Могучий сыщик опустил глаза. Он думал о мире, которого хоть никогда и не существовало, но в который он когда‑то верил – в детстве, в юности, даже в начале взрослой жизни. В том разноцветном мире родители любили своих детей и интересовались их судьбой. Дети тоже с уважением смотрели на маму с папой, им удавалось в общем и целом расти похожими на них. Конечно, жили там и злые люди, но их было меньше и добрые не давали им воли.
Потом он стал очевидцем студенческих протестов, диких сцен, разыгрывавшихся в идиллическом городе, водометов на Главной улице… Он взглянул на Пильца – типичный состарившийся бунтарь.
Тогда Тойер уже был молодым полицейским – раздраженным тем, что он, поборник добра, внезапно оказался на стороне чего‑то злого.
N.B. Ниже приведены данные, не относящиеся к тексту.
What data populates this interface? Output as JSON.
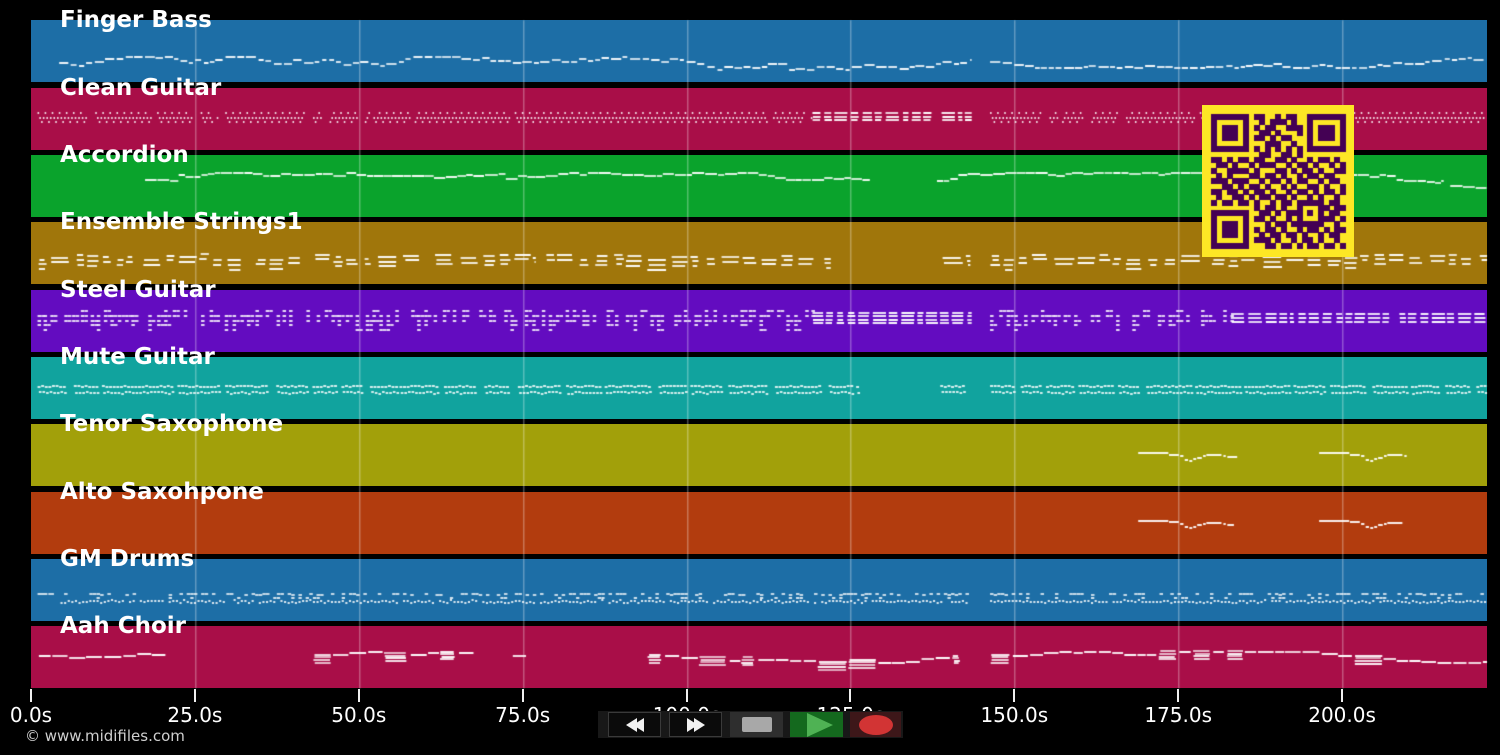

Еще его сердило то, что студенты, не вызывавшие у него особых симпатий, боролись за идеи, которые он понимал и одобрял, по крайней мере в основном.
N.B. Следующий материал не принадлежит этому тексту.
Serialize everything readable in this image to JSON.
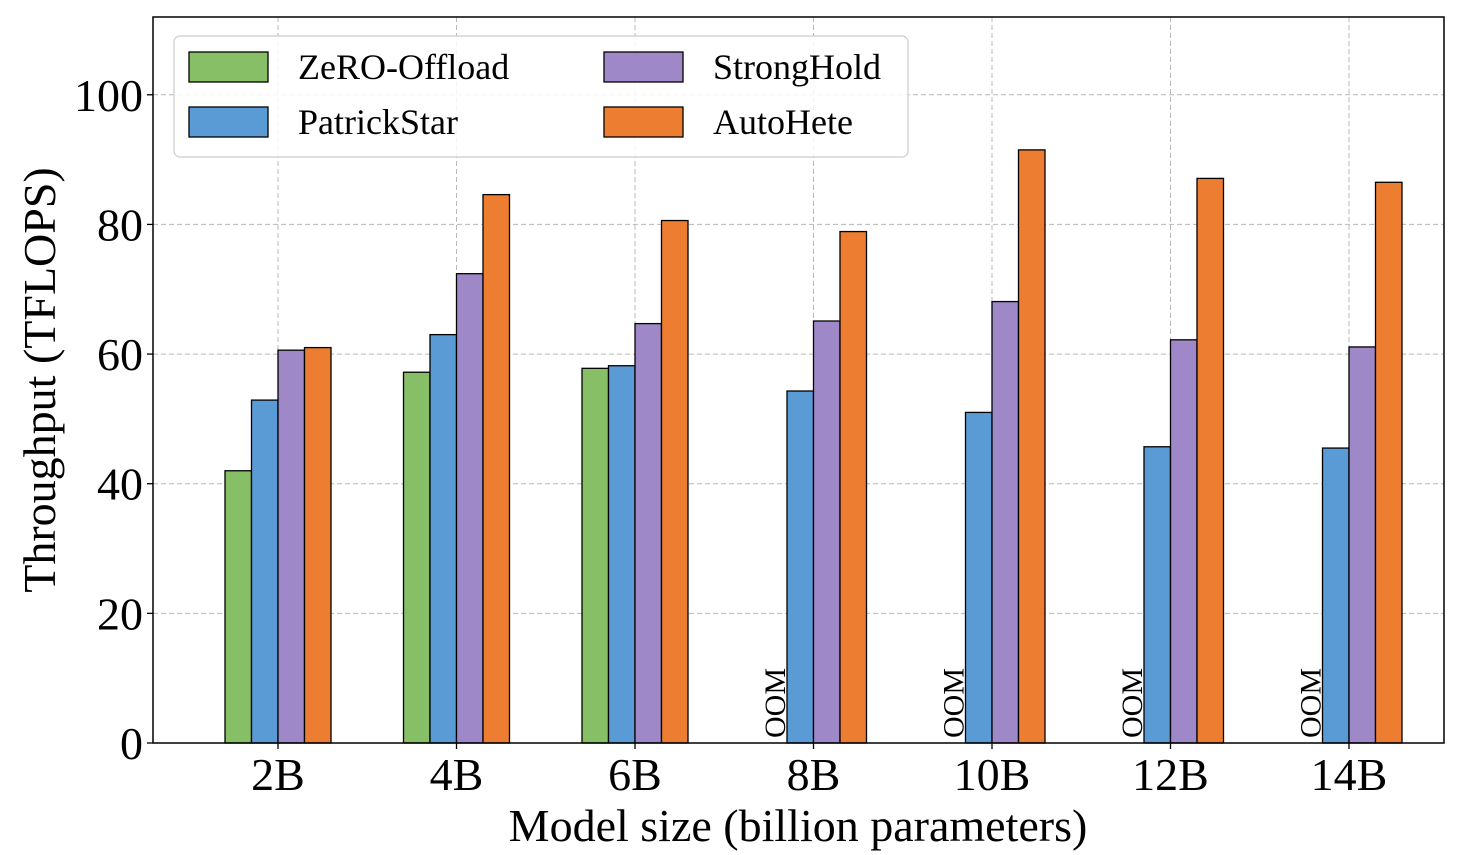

Давно он не вспоминал ту эпоху, но в Рониной книге была подчеркнута глава «Гейдельбергский коллектив пациентов».
– Почему ее интересовало ваше бурное прошлое? – спросил он.
– Это было время, когда мы были молоды, – ответил Пильц, его голос звучал чуточку сдавленно. – Вероятно, она хотела таким образом больше узнать про своего отца.
Дан нервно засопел, но промолчал.
– Где вы живете? – поинтересовался Тойер у Пильца.
– Ну, здесь. В данный момент. – Пильц передернул плечами.
– Мой друг оказался в трудной ситуации, – пояснил Дан. – В настоящее время ему негде жить, он должен собрать массу бумаг. Как только он начнет получать социальную помощь, он подыщет себе жилье, а до тех пор может остаться у меня.
– Он случайно не нарушит вашу концепцию совершенного интерьера? – поинтересовался Тойер и сразу пожалел об этом: как‑никак он все же беседовал с отцом убитой девочки.
Ответил ему Пильц:
– Я весьма признателен моему старому другу, иначе не знаю, как я бы вышел из этой ситуации.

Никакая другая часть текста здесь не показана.